# Checking Proof for the following Divisibility

Prove that for every natural number $$n\ge 2$$, $$n$$ does not divide $$n+1$$.

Proof: Suppose for every natural number $$n\ge 2$$, $$n$$ does divide $$n+1.$$ However, for natural numbers $$a$$ and $$b,$$ $$a$$ divides $$b$$ or goes into $$b$$ if $$b=ka$$ for some natural number $$k \ge 2$$. Thus, there is only some $$n$$ that divides $$n+1.$$ Therefore, this is a contradiction.

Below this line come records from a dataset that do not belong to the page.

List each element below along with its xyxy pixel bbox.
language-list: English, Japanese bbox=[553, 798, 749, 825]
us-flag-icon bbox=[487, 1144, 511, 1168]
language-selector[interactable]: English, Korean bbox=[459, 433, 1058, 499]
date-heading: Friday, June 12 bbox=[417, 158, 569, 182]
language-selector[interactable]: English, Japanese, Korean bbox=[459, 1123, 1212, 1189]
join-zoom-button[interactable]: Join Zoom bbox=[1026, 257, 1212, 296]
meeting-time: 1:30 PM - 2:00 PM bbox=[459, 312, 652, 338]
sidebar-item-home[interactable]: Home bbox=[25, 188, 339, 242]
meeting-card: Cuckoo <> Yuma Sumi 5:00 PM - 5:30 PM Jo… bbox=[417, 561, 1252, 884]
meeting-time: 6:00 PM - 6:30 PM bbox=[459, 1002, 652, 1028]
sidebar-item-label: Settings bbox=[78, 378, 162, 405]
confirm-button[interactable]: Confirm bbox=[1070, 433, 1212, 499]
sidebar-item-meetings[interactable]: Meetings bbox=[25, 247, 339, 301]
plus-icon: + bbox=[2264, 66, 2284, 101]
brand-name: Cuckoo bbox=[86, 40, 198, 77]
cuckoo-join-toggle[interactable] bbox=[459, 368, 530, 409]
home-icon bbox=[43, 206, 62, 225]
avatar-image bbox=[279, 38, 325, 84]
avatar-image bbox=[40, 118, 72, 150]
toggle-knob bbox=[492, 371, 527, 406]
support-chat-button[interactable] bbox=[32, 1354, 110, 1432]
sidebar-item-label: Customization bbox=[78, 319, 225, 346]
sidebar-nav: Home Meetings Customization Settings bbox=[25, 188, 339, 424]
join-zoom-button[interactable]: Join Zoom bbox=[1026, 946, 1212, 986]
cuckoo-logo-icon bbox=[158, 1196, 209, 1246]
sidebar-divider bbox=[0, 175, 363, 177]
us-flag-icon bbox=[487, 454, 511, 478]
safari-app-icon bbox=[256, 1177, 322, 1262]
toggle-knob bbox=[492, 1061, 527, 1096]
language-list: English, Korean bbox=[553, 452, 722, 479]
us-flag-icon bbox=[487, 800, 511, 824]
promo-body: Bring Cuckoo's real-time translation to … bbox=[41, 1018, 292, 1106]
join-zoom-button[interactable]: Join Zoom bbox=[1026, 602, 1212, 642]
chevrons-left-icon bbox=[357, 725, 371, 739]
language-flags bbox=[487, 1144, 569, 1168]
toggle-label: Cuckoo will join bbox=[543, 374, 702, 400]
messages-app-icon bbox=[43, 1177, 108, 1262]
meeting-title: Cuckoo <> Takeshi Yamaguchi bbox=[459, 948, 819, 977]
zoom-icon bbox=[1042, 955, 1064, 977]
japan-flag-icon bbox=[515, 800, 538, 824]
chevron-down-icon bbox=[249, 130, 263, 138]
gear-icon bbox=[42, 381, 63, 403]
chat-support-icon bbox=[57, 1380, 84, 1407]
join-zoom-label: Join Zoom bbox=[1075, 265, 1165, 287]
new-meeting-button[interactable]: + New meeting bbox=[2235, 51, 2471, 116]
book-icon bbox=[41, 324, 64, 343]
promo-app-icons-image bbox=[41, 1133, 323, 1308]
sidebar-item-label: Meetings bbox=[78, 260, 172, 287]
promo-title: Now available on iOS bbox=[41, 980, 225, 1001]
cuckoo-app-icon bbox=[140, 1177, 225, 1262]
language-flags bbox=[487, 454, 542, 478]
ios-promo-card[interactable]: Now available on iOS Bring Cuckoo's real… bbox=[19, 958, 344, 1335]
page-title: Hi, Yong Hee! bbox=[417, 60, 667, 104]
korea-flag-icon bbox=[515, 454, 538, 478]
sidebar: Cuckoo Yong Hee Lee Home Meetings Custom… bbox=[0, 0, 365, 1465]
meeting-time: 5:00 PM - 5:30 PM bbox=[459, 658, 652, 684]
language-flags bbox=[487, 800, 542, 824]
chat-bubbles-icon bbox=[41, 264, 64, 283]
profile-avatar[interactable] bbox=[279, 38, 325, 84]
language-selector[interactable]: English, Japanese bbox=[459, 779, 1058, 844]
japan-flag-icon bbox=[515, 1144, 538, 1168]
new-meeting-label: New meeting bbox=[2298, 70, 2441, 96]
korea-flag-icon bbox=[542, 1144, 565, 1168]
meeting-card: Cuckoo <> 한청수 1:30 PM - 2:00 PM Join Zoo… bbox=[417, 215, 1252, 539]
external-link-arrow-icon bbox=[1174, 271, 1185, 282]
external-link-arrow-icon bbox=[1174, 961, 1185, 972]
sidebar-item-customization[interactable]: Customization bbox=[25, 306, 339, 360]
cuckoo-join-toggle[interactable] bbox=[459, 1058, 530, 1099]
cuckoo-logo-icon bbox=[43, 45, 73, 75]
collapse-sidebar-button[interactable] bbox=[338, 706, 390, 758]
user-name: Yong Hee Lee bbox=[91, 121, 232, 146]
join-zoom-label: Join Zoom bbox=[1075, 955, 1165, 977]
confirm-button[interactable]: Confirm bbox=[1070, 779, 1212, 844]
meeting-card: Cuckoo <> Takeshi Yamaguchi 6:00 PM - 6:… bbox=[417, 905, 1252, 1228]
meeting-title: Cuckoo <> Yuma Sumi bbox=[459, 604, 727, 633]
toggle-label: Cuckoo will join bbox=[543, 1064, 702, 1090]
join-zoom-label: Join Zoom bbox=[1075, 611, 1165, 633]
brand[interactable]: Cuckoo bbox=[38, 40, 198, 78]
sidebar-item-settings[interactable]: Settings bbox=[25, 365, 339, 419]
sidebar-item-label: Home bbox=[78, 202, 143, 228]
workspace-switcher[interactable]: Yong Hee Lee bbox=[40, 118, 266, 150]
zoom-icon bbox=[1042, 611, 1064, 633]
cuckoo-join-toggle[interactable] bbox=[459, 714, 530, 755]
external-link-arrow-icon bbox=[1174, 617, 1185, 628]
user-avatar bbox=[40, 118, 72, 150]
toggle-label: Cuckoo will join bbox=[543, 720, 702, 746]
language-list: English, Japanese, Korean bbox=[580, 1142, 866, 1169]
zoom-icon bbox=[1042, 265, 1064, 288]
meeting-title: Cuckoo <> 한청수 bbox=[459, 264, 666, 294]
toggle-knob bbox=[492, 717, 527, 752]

• What is the contradiction, exactly? I can imagine where it's going, but it's best to spell it out explicitly. – Eevee Trainer Mar 7 at 7:42
• @EeveeTrainer that there is some n that divides n+1 but it is assumed every natural number 𝑛≥2 divides n+1. – k.rudin Mar 7 at 7:45
• Your assumption should be, "Suppose there exists a natural number $n_0\geq2$ such that $n_0\mid n_0+1$." – Thomas Shelby Mar 7 at 7:46

A direct proof seems to be easier. If $$n\geq 1$$ divides $$n+1$$ then $$n$$ divides also the difference $$n+1-n=1$$ (note that $$n$$ divides $$n$$) which implies that $$n=1$$.
You may also say. If $$n\geq 2$$ divides $$n+1$$ then $$n$$ divides also the difference $$n+1-n=1$$ (note that $$n$$ divides $$n$$) which implies that $$n=1$$. Contradiction.